Si allarga l’indagine sulla morte di Antonia Andali, la donna 32enne di Cropani (Cz) deceduta giovedì scorso dopo quattro giorni di febbre alta. La Procura della Repubblica di Catanzaro ha iscritto sul registro degli indagati anche l’operatore del 118 che avrebbe risposto alle richieste di intervento avanzate dalla famiglia della giovane.

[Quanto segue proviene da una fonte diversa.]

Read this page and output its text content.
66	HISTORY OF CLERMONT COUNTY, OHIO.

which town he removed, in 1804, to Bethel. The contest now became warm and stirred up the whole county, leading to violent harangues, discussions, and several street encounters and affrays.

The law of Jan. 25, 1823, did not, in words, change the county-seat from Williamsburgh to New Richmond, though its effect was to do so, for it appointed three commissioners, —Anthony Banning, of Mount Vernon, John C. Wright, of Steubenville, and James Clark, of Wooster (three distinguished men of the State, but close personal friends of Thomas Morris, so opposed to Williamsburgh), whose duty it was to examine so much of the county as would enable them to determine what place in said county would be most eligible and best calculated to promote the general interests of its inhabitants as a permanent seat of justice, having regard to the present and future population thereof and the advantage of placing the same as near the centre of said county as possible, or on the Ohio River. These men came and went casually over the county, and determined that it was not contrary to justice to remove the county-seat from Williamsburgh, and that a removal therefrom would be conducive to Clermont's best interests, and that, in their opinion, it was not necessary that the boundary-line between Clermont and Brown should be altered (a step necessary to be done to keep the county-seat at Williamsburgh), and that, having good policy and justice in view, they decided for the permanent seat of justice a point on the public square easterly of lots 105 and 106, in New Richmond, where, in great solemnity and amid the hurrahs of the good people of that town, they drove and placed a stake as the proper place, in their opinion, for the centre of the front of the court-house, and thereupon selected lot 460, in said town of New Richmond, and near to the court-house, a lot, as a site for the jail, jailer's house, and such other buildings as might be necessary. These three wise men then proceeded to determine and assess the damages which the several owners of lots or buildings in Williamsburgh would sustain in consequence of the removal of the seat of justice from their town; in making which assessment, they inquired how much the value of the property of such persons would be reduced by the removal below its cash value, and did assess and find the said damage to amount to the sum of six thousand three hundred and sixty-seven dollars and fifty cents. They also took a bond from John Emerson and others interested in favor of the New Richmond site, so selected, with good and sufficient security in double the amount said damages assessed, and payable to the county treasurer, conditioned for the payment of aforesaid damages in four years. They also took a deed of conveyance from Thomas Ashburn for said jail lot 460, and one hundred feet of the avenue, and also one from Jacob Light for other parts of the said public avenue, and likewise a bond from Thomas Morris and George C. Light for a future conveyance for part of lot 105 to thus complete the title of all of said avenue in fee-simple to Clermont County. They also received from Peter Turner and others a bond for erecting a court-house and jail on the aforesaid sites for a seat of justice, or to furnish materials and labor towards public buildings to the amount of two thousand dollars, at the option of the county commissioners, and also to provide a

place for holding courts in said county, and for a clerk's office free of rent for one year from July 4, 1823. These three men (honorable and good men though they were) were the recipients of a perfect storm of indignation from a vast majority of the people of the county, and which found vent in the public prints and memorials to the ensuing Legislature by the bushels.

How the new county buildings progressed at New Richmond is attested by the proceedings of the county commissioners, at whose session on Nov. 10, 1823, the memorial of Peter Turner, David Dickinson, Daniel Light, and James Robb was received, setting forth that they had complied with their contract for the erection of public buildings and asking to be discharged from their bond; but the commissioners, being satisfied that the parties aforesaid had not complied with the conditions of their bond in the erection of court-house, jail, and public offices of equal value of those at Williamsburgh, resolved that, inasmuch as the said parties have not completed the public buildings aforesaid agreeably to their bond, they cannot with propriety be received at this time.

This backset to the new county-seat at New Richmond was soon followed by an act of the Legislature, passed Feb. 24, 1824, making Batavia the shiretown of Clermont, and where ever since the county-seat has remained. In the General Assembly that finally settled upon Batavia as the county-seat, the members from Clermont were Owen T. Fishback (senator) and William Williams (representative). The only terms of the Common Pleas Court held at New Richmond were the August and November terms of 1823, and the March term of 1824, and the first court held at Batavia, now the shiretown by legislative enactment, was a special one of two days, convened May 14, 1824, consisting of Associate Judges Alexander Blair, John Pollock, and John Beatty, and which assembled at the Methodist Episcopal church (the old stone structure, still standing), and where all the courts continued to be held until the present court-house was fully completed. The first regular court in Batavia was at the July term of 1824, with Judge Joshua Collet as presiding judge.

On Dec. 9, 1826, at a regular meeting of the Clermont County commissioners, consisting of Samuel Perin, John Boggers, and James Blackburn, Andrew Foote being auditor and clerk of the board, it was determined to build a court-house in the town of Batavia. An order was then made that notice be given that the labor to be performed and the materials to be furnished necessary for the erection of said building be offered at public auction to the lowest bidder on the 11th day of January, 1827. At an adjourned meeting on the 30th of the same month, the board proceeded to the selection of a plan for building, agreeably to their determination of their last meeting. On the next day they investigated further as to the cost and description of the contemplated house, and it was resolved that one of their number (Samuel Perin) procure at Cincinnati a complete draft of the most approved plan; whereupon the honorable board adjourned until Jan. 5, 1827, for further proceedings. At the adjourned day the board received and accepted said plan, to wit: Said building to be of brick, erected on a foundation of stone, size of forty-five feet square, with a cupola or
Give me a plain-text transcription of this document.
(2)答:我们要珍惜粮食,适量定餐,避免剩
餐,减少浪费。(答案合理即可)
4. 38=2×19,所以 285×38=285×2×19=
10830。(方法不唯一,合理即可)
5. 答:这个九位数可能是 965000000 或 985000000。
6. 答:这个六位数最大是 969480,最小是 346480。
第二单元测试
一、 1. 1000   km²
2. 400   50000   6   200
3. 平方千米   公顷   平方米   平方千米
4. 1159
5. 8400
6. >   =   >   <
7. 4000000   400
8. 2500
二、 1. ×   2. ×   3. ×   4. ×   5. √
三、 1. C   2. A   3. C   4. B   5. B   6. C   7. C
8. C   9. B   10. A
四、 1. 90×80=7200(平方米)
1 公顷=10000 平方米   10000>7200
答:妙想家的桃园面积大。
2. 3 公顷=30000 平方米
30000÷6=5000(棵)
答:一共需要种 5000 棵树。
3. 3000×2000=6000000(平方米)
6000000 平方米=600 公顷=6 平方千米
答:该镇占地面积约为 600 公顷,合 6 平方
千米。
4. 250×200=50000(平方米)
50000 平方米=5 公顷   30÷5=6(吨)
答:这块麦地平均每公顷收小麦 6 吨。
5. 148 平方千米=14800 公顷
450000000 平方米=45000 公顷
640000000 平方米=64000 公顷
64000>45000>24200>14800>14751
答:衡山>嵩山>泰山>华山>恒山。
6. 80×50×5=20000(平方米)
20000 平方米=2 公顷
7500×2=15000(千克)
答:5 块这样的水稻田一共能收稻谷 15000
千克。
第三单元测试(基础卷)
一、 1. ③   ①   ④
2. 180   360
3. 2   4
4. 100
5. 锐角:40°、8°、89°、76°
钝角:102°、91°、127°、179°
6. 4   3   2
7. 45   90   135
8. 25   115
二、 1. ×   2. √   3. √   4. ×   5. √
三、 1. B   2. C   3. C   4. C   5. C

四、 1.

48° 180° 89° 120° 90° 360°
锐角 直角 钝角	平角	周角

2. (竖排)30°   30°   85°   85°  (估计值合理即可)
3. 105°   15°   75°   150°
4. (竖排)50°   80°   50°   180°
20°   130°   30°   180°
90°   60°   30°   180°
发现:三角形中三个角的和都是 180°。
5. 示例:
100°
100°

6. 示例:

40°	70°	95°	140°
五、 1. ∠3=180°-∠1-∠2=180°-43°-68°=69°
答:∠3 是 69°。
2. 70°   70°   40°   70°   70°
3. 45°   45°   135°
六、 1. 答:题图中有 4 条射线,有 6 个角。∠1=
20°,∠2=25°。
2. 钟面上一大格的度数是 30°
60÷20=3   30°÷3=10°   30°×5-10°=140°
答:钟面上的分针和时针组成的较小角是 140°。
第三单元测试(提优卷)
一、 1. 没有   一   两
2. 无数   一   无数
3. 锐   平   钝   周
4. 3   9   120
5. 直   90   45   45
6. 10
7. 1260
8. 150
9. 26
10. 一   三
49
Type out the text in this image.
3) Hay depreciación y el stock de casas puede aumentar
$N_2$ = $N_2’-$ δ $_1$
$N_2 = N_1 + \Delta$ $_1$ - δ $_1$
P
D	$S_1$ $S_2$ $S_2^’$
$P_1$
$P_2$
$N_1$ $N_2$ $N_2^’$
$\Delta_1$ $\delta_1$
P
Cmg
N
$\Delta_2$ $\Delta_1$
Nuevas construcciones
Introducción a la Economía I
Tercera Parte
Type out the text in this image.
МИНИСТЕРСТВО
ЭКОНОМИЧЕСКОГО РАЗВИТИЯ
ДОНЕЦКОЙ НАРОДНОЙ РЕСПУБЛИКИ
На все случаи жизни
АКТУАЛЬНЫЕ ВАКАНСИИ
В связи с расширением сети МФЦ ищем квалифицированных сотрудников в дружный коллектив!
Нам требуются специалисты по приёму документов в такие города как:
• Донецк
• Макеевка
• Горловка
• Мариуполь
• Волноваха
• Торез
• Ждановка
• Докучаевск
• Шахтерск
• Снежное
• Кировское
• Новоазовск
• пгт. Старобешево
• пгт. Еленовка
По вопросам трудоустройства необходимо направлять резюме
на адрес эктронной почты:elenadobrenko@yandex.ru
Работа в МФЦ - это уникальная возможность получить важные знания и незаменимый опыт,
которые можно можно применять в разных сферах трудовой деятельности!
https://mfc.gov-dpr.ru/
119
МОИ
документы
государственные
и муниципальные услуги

Anche per l’uomo sono stati ipotizzati i reati di omicidio colposo e responsabilità di omicidio colposo e responsabilità colposa per morte in ambito sanitario. L’ambulanza non fu inizialmente inviata perché la sala operativa ritenne che non era compito del servizio di emergenza gestire una paziente affetta da influenza, mentre poche ore dopo la trentaduenne è deceduta.

Ad avanzare la richiesta di accertare il ruolo del servizio di emergenza 118 nella vicenda, era stato l’avvocato della famiglia di Antonia Andali, Salvatore Iannone. Per questo l’autopsia fissata per ieri era stata rinviata e gli accertamenti autoptici sono stati organizzati per oggi a Catanzaro. Nelle prossime ore, probabilmente domani, si potranno cosi’ svolgere anche i funerali della giovane madre.